Residents and businesses in Snohomish County, as in Pierce and King Counties, must plan to follow Phase 2 restrictions through the 4th of July weekend. This means limiting social gatherings to no more than five people outside the household in a seven-day period. If people do venture out, they should wear face coverings, keep their distance and practice good hand hygiene.
Answering questions from reporters, the two leaders addressed an inquiry about whether Snohomish County would follow the lead of Pierce County, which is considering an application for a modified Phase 2 designation, which would allow for larger outdoor gatherings.
“We are going to take a look at that next week, and see how our numbers are doing,” Somers said. “That is something under consideration but we are not ready to do that at this time.”
Spitters said he wants to focus on Snohomish County, “not what the neighbors are doing.” He also described the decision-making process as “like driving on ice,” being able to keep control at a lower velocity. “If you get going and you have to hit the brakes, it’s going to be a while before you really slow down,” he said.

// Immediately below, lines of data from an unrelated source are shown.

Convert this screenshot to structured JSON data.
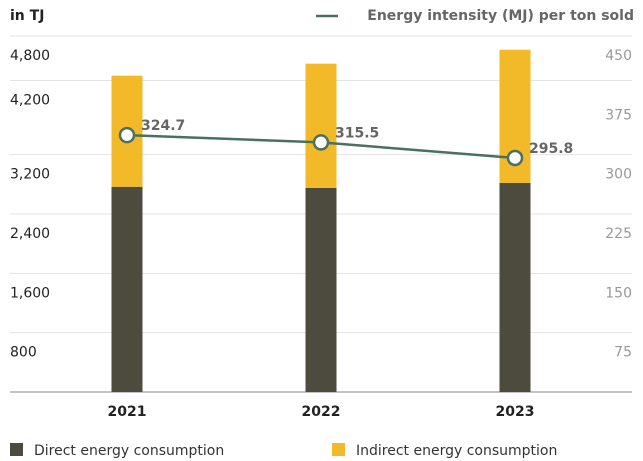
{
  "chart_data": {
    "type": "bar",
    "y_label": "in TJ",
    "categories": [
      "2021",
      "2022",
      "2023"
    ],
    "series": [
      {
        "name": "Direct energy consumption",
        "color": "#4d4a3e",
        "values": [
          2767,
          2753,
          2820
        ]
      },
      {
        "name": "Indirect energy consumption",
        "color": "#f2b928",
        "values": [
          1498,
          1674,
          1795
        ]
      },
      {
        "name": "Energy intensity (MJ) per ton sold",
        "color": "#4a7060",
        "type": "line",
        "axis": "y2",
        "values": [
          324.7,
          315.5,
          295.8
        ]
      }
    ],
    "stacked": true,
    "ylim": [
      0,
      4800
    ],
    "yticks": [
      {
        "value": 800,
        "label": "800"
      },
      {
        "value": 1600,
        "label": "1,600"
      },
      {
        "value": 2400,
        "label": "2,400"
      },
      {
        "value": 3200,
        "label": "3,200"
      },
      {
        "value": 4200,
        "label": "4,200"
      },
      {
        "value": 4800,
        "label": "4,800"
      }
    ],
    "y2lim": [
      0,
      450
    ],
    "y2ticks": [
      75,
      150,
      225,
      300,
      375,
      450
    ],
    "grid": true
  }
}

“Part of our concern is, when we moved into Phase 2, we asked people to socially distance, wear masks, we were very hopeful that we would see continued reduction in case count by using those particular measures,” Somers added. “What we’re seeing is an upward trend.” A decision to loosen restrictions signals to residents “that things are getting better and there is less cause for concern, and that is not the case,” he explained.
Despite the recent spike in cases, both officials said they aren’t anticipating a return to a more restrictive Phase 1, especially since the number of cases in the county’s hospitals are holding steady.
Spitters shared a conversation he had earlier Friday with chief medical officers from area hospitals, who noted “they are already receiving lots of letters requesting medical exclusions from wearing face coverings.” Their general policy “is not to issue such letters,” Spitters said, adding that “the true medical contraindications or reasons not to use a face covering are very limited, and the message is, ‘If you have one of those (contraindications) and you can’t go out in public and use a face covering, stay home.'”
Spitters also addressed a question regarding whether the recent increase in COVID-19 infections could be connected to Black Lives Matters protests following the death of George Floyd. “We haven’t heard about a connection to attending a protest,” Spitters said. “Maybe these cases that reported were in part connected to that, but we are not hearing that from people when we interview them and ask about it.”
Even when Snohomish County reaches the next phase, allowing more businesses and activities to reopen, the county stressed in a separate announcement that it will not mean it will be business as usual. There are guidelines that employers will need to follow through all of the phases. More detailed information is outlined in the Safe Start Plan. Businesses must also wait until they have industry-specific health and safety guidance before reopening within the proper phase. The governor’s office maintains a list of guidance for industries.